Educazione ed “eccellenza”
Edgar Morin, Howard Gardner, Joseph Ratzinger: un insigne sociologo, un celebre psicologo-pedagogista, un autorevole teologo-papa. Cosa hanno in comune queste tre prestigiose figure della cultura contemporanea?
Ciò che più avvicina personalità così diverse è la loro insistenza circa la priorità da dare all’educazione. Sfida urgente, come ha ribadito pochi giorni fa Benedetto XVI nel messaggio all’Assemblea della Conferenza episcopale italiana. Ma è pure un’emergenza di carattere mondiale, come evidenziato nel Rapporto dell’Unesco presentato il mese scorso. Tanto che si avverte ormai la necessità di creare una “assise mondiale dell’educazione”, in grado di affrontare i profondi cambiamenti culturali e sociali. Obbiettivi raggiungibili attraverso una nuova qualità dell’istruzione per tutti e una maggiore attenzione alla dimensione etica dell’educazione.

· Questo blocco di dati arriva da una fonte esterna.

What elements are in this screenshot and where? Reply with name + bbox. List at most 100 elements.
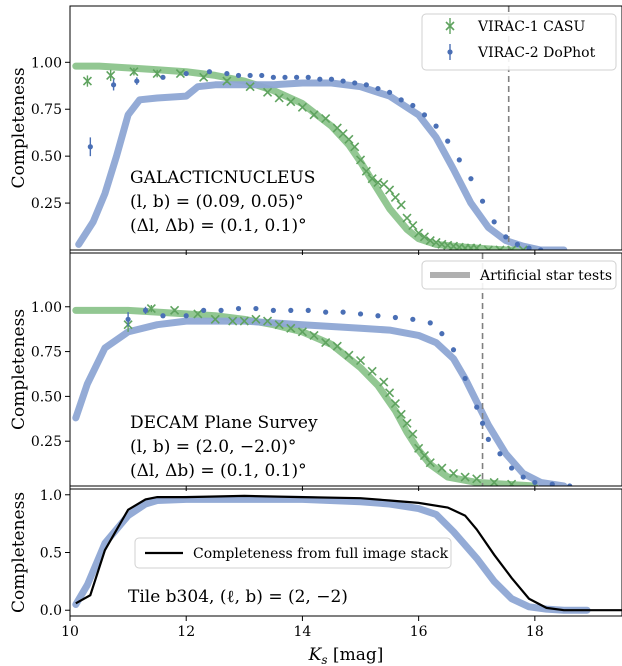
casu-point	[355, 155, 366, 165]
dophot-point	[357, 311, 364, 317]
dophot-point	[538, 247, 544, 250]
x-marker-stroke	[522, 245, 528, 250]
legend-dophot-label: VIRAC-2 DoPhot	[477, 45, 596, 61]
casu-point	[297, 102, 307, 112]
dophot-point	[352, 80, 358, 86]
dophot-point	[305, 307, 311, 313]
x-marker-stroke	[274, 320, 284, 330]
casu-point	[222, 76, 232, 86]
dophot-point	[479, 420, 486, 426]
x-marker-stroke	[518, 245, 525, 250]
x-marker-stroke	[402, 213, 412, 223]
casu-point	[321, 114, 331, 124]
dophot-point	[340, 309, 346, 315]
y-tick-label: 0.50	[31, 149, 62, 165]
dophot-point	[503, 234, 509, 240]
x-marker-stroke	[210, 314, 220, 324]
casu-point	[332, 341, 342, 351]
x-marker-stroke	[321, 338, 331, 348]
dophot-point	[509, 465, 515, 471]
casu-point	[425, 458, 435, 468]
casu-point	[367, 366, 377, 376]
dophot-point	[206, 69, 213, 75]
dophot-point	[142, 307, 149, 313]
x-marker-stroke	[390, 398, 400, 409]
x-axis-label: Ks [mag]	[308, 645, 384, 666]
casu-point	[129, 67, 139, 77]
dophot-point	[253, 305, 259, 312]
dophot-point	[110, 82, 117, 88]
y-axis-label: Completeness	[9, 67, 29, 188]
casu-point	[419, 232, 430, 242]
casu-point	[152, 69, 162, 79]
dophot-point	[479, 198, 486, 204]
casu-point	[344, 350, 354, 360]
dophot-point	[497, 451, 503, 457]
dophot-point	[485, 436, 491, 442]
y-tick-label: 1.00	[31, 300, 62, 316]
x-marker-stroke	[408, 429, 418, 439]
x-marker-stroke	[175, 69, 185, 79]
dophot-point	[520, 474, 526, 480]
casu-point	[472, 243, 482, 250]
dophot-point	[270, 307, 276, 313]
x-marker-stroke	[146, 303, 156, 314]
x-marker-stroke	[385, 388, 395, 398]
ast-curve-green	[72, 306, 539, 486]
y-axis-label: Completeness	[9, 309, 29, 430]
annotation-line: DECAM Plane Survey	[130, 413, 318, 433]
ast-curve-blue	[75, 79, 568, 250]
dophot-point	[549, 481, 555, 486]
x-marker-stroke	[437, 463, 447, 473]
dophot-point	[218, 307, 224, 313]
dophot-point	[375, 85, 381, 92]
x-axis-label-unit: [mag]	[328, 645, 384, 665]
dophot-point	[288, 307, 294, 313]
dophot-point	[398, 97, 404, 103]
casu-point	[390, 192, 400, 203]
x-marker-stroke	[355, 155, 366, 165]
casu-point	[373, 177, 383, 187]
x-marker-stroke	[390, 192, 400, 203]
y-tick-label: 0.75	[31, 345, 62, 361]
annotation-line: GALACTICNUCLEUS	[130, 168, 315, 188]
x-marker-stroke	[373, 177, 383, 187]
x-axis-label-sub: s	[321, 653, 327, 666]
x-marker-stroke	[274, 93, 284, 103]
casu-point	[262, 316, 273, 326]
x-marker-stroke	[350, 142, 360, 152]
ast-curve-blue	[72, 495, 591, 614]
x-marker-stroke	[425, 458, 435, 468]
dophot-point	[375, 313, 381, 319]
dophot-point	[282, 74, 288, 80]
x-marker-stroke	[508, 479, 517, 486]
casu-point	[385, 388, 395, 398]
legend: Completeness from full image stack	[134, 537, 452, 569]
casu-point	[385, 185, 395, 195]
dophot-point	[183, 70, 189, 77]
casu-point	[361, 166, 371, 176]
x-marker-stroke	[355, 355, 366, 366]
casu-point	[402, 418, 412, 428]
casu-point	[321, 338, 331, 348]
dophot-point	[439, 331, 445, 337]
y-tick-label: 0.0	[40, 603, 62, 619]
casu-point	[175, 69, 185, 79]
legend-ast-label: Artificial star tests	[479, 268, 612, 284]
y-axis-label: Completeness	[9, 492, 29, 613]
x-marker-stroke	[286, 97, 296, 107]
x-marker-stroke	[402, 418, 412, 428]
x-marker-stroke	[332, 123, 342, 133]
casu-point	[170, 305, 180, 315]
dophot-point	[247, 72, 253, 79]
x-marker-stroke	[251, 314, 261, 324]
casu-point	[309, 110, 319, 120]
x-marker-stroke	[193, 309, 203, 319]
x-marker-stroke	[344, 350, 354, 360]
x-marker-stroke	[309, 330, 319, 341]
casu-point	[390, 398, 400, 409]
x-marker-stroke	[239, 316, 249, 326]
casu-point	[518, 245, 528, 250]
x-tick-label: 14	[294, 624, 312, 640]
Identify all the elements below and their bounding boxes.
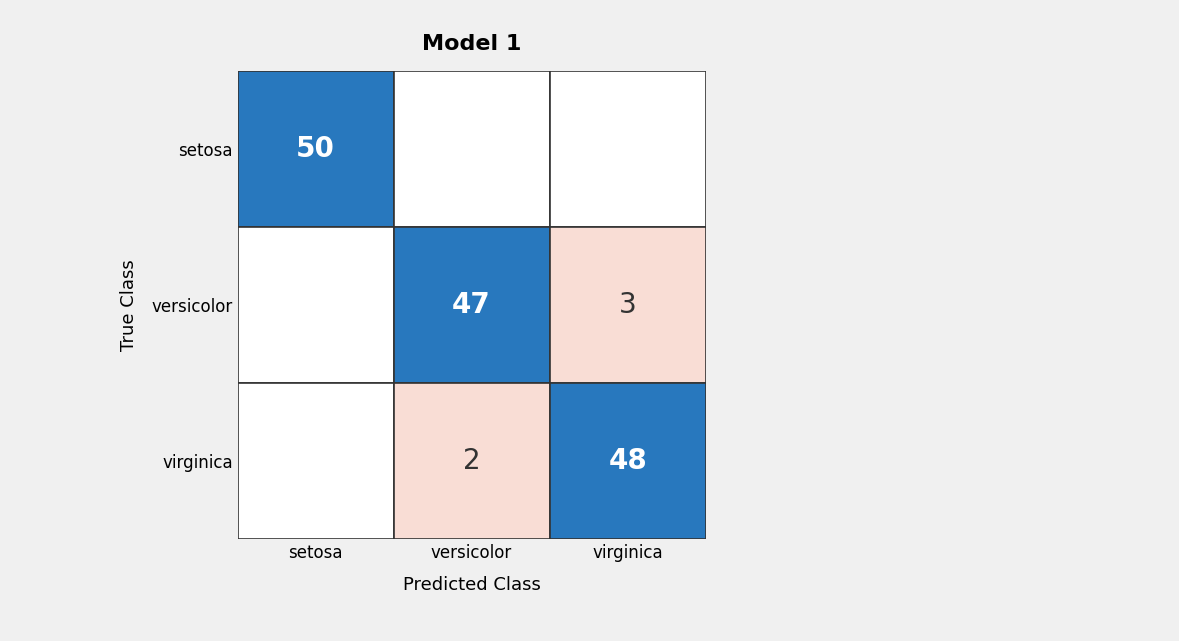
Title: Model 1: Model 1 [422,34,521,54]
Bar [394,71,549,227]
Bar [549,227,706,383]
Text: 2: 2 [463,447,480,475]
X-axis label: Predicted Class: Predicted Class [403,576,540,594]
Bar [237,227,394,383]
Text: 3: 3 [619,291,637,319]
Bar [394,383,549,539]
Text: 47: 47 [453,291,490,319]
Bar [549,383,706,539]
Bar [549,71,706,227]
Y-axis label: True Class: True Class [119,259,138,351]
Bar [394,227,549,383]
Text: 50: 50 [296,135,335,163]
Bar [237,71,394,227]
Bar [237,383,394,539]
Text: 48: 48 [608,447,647,475]
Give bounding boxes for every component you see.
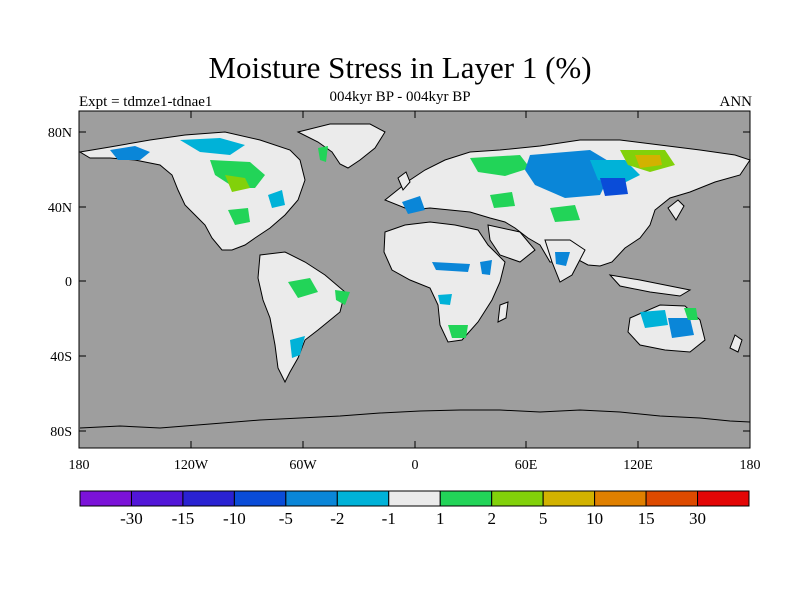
- colorbar-label-10: 15: [638, 509, 655, 528]
- anomaly-patch-siberia-gold: [635, 155, 662, 168]
- south-america: [257, 251, 346, 384]
- period-subtitle: 004kyr BP - 004kyr BP: [329, 89, 471, 105]
- map-title: Moisture Stress in Layer 1 (%): [208, 50, 592, 85]
- lon-ticks: [190, 111, 639, 448]
- colorbar-label-6: 1: [436, 509, 445, 528]
- colorbar-label-5: -1: [382, 509, 396, 528]
- colorbar-swatch-11: [645, 490, 699, 507]
- lon-label-180e: 180: [740, 458, 761, 473]
- japan: [667, 199, 685, 221]
- lat-label-80s: 80S: [50, 425, 72, 440]
- anomaly-patches: [110, 138, 698, 358]
- anomaly-patch-mideast: [490, 192, 515, 208]
- colorbar-label-8: 5: [539, 509, 548, 528]
- anomaly-patch-sa-blue: [290, 336, 305, 358]
- anomaly-patch-na-east: [268, 190, 285, 208]
- colorbar-swatch-5: [336, 490, 390, 507]
- anomaly-patch-south-africa: [448, 325, 468, 338]
- anomaly-patch-aus-blue: [668, 318, 694, 338]
- madagascar: [497, 301, 509, 323]
- anomaly-patch-india: [555, 252, 570, 266]
- colorbar-label-11: 30: [689, 509, 706, 528]
- colorbar-swatch-12: [697, 490, 750, 507]
- anomaly-patch-na-green: [210, 160, 265, 188]
- anomaly-patch-aus-cyan: [640, 310, 668, 328]
- colorbar-label-4: -2: [330, 509, 344, 528]
- season-label: ANN: [719, 94, 753, 110]
- africa: [383, 221, 506, 343]
- eurasia: [384, 139, 751, 267]
- anomaly-patch-aus-green: [684, 308, 698, 320]
- anomaly-patch-greenland: [318, 146, 328, 162]
- experiment-label: Expt = tdmze1-tdnae1: [79, 94, 213, 110]
- colorbar-swatch-9: [542, 490, 596, 507]
- lon-label-120e: 120E: [623, 458, 653, 473]
- colorbar-label-1: -15: [172, 509, 195, 528]
- lon-label-60e: 60E: [515, 458, 538, 473]
- indonesia: [608, 274, 692, 297]
- british-isles: [397, 171, 411, 191]
- anomaly-patch-na-yellow: [225, 175, 250, 192]
- lat-label-0: 0: [65, 275, 72, 290]
- anomaly-patch-na-blue: [110, 146, 150, 160]
- colorbar-swatch-2: [182, 490, 235, 507]
- colorbar-swatch-8: [491, 490, 544, 507]
- lat-label-40n: 40N: [48, 201, 72, 216]
- anomaly-patch-na-south: [228, 208, 250, 225]
- colorbar-swatch-10: [594, 490, 647, 507]
- colorbar-swatch-0: [79, 490, 132, 507]
- lat-ticks: [79, 131, 750, 432]
- lon-label-120w: 120W: [174, 458, 209, 473]
- colorbar-label-3: -5: [279, 509, 293, 528]
- colorbar-swatch-6: [388, 490, 441, 507]
- colorbar-label-7: 2: [487, 509, 496, 528]
- anomaly-patch-sahel: [432, 262, 470, 272]
- anomaly-patch-sa-east: [335, 290, 350, 305]
- anomaly-patch-central-asia-blue: [600, 178, 628, 196]
- anomaly-patch-na-cyan: [180, 138, 245, 155]
- lat-label-40s: 40S: [50, 350, 72, 365]
- colorbar-label-9: 10: [586, 509, 603, 528]
- antarctica-coast: [79, 409, 751, 429]
- lon-label-0: 0: [412, 458, 419, 473]
- colorbar-swatch-3: [233, 490, 287, 507]
- colorbar-swatch-7: [439, 490, 493, 507]
- colorbar: -30 -15 -10 -5 -2 -1 1 2 5 10 15 30: [79, 490, 750, 528]
- anomaly-patch-central-africa: [438, 294, 452, 305]
- lon-label-60w: 60W: [289, 458, 317, 473]
- colorbar-swatch-1: [130, 490, 184, 507]
- anomaly-patch-sa-green: [288, 278, 318, 298]
- new-zealand: [729, 334, 743, 353]
- anomaly-patch-europe: [402, 196, 425, 214]
- anomaly-patch-russia-green: [470, 155, 530, 176]
- colorbar-label-2: -10: [223, 509, 246, 528]
- colorbar-label-0: -30: [120, 509, 143, 528]
- arabia: [487, 224, 536, 263]
- colorbar-swatch-4: [285, 490, 338, 507]
- lat-label-80n: 80N: [48, 126, 72, 141]
- lon-label-180w: 180: [69, 458, 90, 473]
- anomaly-patch-east-africa: [480, 260, 492, 275]
- anomaly-patch-central-asia-green: [550, 205, 580, 222]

Una “testa ben fatta” capace di collegare le conoscenze e dar loro un senso; centralità della persona e della comunità, del dialogo e del senso di reciprocità; l’importanza di coniugare cultura umanistica e cultura scientifica… Sono sfide complesse, dal cui esito può dipendere davvero il futuro delle giovani generazioni. Un orizzonte nuovo in cui anche molti, pur di diverso orientamento, cercano di riconoscersi, nella volontà di riappropriarsi di un comune denominatore educativo.
Così la sfera della verità, della bellezza, della morale stanno ricomparendo nella loro essenziale necessità educativa, come sottolinea lo psicologo statunitense Gardner. Valori che, soprattutto oggi, dobbiamo avere il coraggio di rimettere al centro dei nostri dibattiti e stili di vita, alla base di ogni riforma. Prima tra tutte la riforma-madre, che riguarda l’importanza cruciale della relazione educativa.
Occorre tendere insieme più in alto, coinvolgendo l’intera comunità educante, che non è solo scuola e famiglia, ma politica, economia, giustizia, arte, comunicazione… Perché, se non si avvia questo reciproco, responsabile coinvolgimento, il rischio è che troppe “lezioni” mediatiche continuino comunque a dispensare – e a imporre – la loro suadente quanto irresponsabile pedagogia del “così fan tutti” o dell’ “ognuno è libero di fare quello che vuole”. Alla faccia del vero, del bello e del buono.
Come sottolinea Beppe Severgnini, «nessuno vuol usare la televisione per fare della morale, ma cerchiamo almeno di non renderla immorale». In giro, ancora, ci sono tante vere, belle, buone “eccellenze”.